MARTIN: That's right. Dan, what about you? I mean, what do you think? Do you feel that - what have you observed about what's different about being a dad? What do you think's...
BUCATINSKY: Well, you know...
MARTIN: ...Special about being a dad?
BUCATINSKY: ...I've got two kids and there's two dads in my family, so there's no other choices. So the kids have got two dads, and we pretty much have to balance the more traditional, we'll say what society has sort of deemed as the mommy roles. I find myself often hormonal and crying at every single kids' event and wiping noses and my boobs hurt and I want to hold the baby. So maybe I've discovered the mommy inside me more than anything else. But no, I mean, in our home, with all those roles, all those things that, what we'll call them, a parent is sort of expected to do, kind of fall on both of us. So the defining what daddy really means, I think is more broad now.
MARTIN: Do the kids call you different things? Is one daddy and and one papa or something?
BUCATINSKY: Yeah, I'm daddy and Don is poppy.
MARTIN: Poppy. Oh, okay.
BUCATINSKY: And they like him better than they like me. So that - I've discovered that, as well.
MARTIN: That's 'cause you're the heavy. That's the way it is.
BUCATINSKY: Could be.
MARTIN: We know how it is. Feel my pain, Dan. Feel my pain.
BUCATINSKY: I do.
MARTIN: I get it. Manny, what about you? What do you think you bring to the table, particularly, as a dad?
RUIZ: Well, I mean, I just want to echo what one of our - my dad bloggers here - a dad speaker said, which is, you know, I agree that in the Latino community, just as in the African-American community, there's a lot of identity issues with - I mean, dads are not the number one figure in our community. It's a very matriarch type society. So I feel bad for men and for dads 'cause I feel like we are always second rate - seen always in second rate. We are not given enough love anymore in the media, and it seems like a lot of programs, a lot of initiatives that are going on nationally, are really focused a lot on being - on women and on moms. And there's very little out there about dads, things that really elevate us and help us become better and stronger communities. So hopefully, social media can be more of that place but dads are still struggling to find their voice, I think, in the U.S. in general, and among Latinos it's really bad.
MARTIN: Do you think you have to, kind of, fight for your place in the family, in a way, or stand up for your role as dad?

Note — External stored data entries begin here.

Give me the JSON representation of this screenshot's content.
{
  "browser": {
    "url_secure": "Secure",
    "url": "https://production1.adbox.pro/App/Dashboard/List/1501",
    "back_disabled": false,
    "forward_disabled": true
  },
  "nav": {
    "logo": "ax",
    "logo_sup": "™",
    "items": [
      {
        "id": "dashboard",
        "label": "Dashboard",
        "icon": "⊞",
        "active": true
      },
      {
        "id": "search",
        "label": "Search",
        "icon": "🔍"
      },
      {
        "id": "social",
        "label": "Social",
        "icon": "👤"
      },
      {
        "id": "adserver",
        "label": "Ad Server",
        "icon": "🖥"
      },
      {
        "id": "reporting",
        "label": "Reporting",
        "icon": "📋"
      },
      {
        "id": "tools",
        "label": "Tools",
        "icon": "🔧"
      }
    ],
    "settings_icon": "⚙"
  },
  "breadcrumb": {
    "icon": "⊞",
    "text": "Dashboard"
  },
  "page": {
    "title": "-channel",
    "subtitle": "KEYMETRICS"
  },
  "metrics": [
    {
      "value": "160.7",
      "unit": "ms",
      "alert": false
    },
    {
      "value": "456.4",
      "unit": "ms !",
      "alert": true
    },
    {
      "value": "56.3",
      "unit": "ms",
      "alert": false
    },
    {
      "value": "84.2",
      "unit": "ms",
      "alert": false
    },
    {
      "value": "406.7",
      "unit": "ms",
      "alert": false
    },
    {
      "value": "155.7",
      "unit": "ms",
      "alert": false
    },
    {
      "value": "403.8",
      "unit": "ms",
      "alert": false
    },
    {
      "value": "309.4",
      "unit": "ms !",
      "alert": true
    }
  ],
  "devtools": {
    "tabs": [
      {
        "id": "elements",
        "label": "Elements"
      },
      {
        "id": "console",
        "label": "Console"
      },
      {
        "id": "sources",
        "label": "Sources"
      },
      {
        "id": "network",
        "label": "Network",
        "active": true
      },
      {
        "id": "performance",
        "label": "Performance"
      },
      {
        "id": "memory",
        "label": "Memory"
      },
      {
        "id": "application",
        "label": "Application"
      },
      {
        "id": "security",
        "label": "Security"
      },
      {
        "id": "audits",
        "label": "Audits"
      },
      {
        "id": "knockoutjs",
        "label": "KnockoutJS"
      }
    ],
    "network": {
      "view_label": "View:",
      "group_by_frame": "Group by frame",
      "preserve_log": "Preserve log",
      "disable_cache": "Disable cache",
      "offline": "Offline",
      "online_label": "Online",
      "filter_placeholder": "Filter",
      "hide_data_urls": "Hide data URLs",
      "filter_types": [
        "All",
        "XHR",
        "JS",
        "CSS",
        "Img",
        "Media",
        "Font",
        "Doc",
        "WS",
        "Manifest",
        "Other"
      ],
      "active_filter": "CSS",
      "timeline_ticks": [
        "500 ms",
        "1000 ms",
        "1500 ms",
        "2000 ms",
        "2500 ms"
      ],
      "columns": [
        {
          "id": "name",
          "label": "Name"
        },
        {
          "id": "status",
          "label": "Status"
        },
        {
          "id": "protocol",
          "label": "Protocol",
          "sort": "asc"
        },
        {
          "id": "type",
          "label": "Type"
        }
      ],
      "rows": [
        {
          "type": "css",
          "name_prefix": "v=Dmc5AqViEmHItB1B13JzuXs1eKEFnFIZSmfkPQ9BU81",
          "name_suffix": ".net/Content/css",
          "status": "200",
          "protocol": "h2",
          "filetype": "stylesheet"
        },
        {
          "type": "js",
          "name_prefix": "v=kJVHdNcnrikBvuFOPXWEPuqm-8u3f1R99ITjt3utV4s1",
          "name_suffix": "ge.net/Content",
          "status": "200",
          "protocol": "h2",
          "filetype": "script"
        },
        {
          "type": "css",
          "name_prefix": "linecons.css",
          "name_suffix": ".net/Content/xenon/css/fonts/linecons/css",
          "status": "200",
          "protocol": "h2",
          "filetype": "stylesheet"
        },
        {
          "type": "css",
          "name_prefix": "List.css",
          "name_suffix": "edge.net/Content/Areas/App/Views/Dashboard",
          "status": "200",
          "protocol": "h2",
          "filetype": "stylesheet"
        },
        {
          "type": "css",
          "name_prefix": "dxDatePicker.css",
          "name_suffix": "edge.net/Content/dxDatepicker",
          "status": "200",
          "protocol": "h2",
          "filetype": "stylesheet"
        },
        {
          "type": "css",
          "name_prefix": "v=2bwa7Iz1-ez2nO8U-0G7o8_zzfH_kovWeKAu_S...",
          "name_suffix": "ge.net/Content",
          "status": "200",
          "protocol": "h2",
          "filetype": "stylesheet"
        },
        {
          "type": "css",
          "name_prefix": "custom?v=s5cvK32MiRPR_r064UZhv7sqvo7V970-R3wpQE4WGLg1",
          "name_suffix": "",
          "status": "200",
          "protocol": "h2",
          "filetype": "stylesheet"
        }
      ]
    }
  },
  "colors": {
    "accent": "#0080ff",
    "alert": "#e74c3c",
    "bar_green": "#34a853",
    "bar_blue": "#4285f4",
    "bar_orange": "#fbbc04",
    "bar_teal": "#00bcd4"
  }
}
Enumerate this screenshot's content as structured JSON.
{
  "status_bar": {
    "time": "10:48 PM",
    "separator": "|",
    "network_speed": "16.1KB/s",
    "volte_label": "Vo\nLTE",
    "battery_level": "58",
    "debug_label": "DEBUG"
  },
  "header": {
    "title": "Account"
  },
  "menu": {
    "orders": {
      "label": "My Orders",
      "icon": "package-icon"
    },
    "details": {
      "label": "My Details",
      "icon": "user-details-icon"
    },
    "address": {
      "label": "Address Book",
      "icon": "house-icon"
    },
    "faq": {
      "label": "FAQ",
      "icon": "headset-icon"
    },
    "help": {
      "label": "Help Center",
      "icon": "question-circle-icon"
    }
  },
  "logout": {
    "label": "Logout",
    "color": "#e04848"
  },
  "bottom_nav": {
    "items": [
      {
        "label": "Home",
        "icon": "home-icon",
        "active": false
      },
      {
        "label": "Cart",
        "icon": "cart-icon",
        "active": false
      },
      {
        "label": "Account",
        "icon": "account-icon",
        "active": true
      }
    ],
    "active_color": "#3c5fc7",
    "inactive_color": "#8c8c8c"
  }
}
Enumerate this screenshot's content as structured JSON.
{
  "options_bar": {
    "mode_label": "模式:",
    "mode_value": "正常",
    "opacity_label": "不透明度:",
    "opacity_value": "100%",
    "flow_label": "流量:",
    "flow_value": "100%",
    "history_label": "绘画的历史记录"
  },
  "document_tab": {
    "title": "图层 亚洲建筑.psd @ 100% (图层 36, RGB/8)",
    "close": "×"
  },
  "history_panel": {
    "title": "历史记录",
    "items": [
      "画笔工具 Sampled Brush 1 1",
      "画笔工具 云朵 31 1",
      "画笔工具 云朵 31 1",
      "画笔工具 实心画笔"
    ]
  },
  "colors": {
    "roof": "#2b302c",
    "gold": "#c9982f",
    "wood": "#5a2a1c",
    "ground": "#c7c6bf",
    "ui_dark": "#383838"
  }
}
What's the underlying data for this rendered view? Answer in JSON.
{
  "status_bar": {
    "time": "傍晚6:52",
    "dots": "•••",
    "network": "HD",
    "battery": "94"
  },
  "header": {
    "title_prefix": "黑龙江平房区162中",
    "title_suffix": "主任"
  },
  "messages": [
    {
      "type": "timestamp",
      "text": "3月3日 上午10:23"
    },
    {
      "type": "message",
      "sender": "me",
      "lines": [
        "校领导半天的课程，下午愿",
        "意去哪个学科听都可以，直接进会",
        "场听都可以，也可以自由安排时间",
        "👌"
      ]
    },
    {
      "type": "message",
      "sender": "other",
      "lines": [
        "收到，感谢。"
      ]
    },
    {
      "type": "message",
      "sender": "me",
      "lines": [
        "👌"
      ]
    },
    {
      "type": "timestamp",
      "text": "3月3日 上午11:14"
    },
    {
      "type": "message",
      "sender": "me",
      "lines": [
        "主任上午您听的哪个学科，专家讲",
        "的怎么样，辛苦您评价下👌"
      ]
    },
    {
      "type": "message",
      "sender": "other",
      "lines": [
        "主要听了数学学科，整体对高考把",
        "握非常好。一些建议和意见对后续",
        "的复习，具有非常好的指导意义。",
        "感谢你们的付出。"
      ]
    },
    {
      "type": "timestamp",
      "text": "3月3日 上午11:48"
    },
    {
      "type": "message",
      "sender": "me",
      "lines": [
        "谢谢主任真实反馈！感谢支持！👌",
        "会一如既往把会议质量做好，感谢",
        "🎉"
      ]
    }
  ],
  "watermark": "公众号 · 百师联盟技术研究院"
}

RUIZ: Yeah, absolutely. Absolutely. And, in fact, I mean, I can give you anecdotal evidence from my own past that had being, you know, a divorced father at one point, I'm now married. But, you know, if you're a divorced dad, at least Latino culture and I would imagine this happens with African-American fathers, too, it's an uphill battle to be very active and present in some of those families 'cause you're sometimes, you're sort of like an appendage, you're not necessarily seen as extremely necessary, when the mom can really take care of a lot of stuff.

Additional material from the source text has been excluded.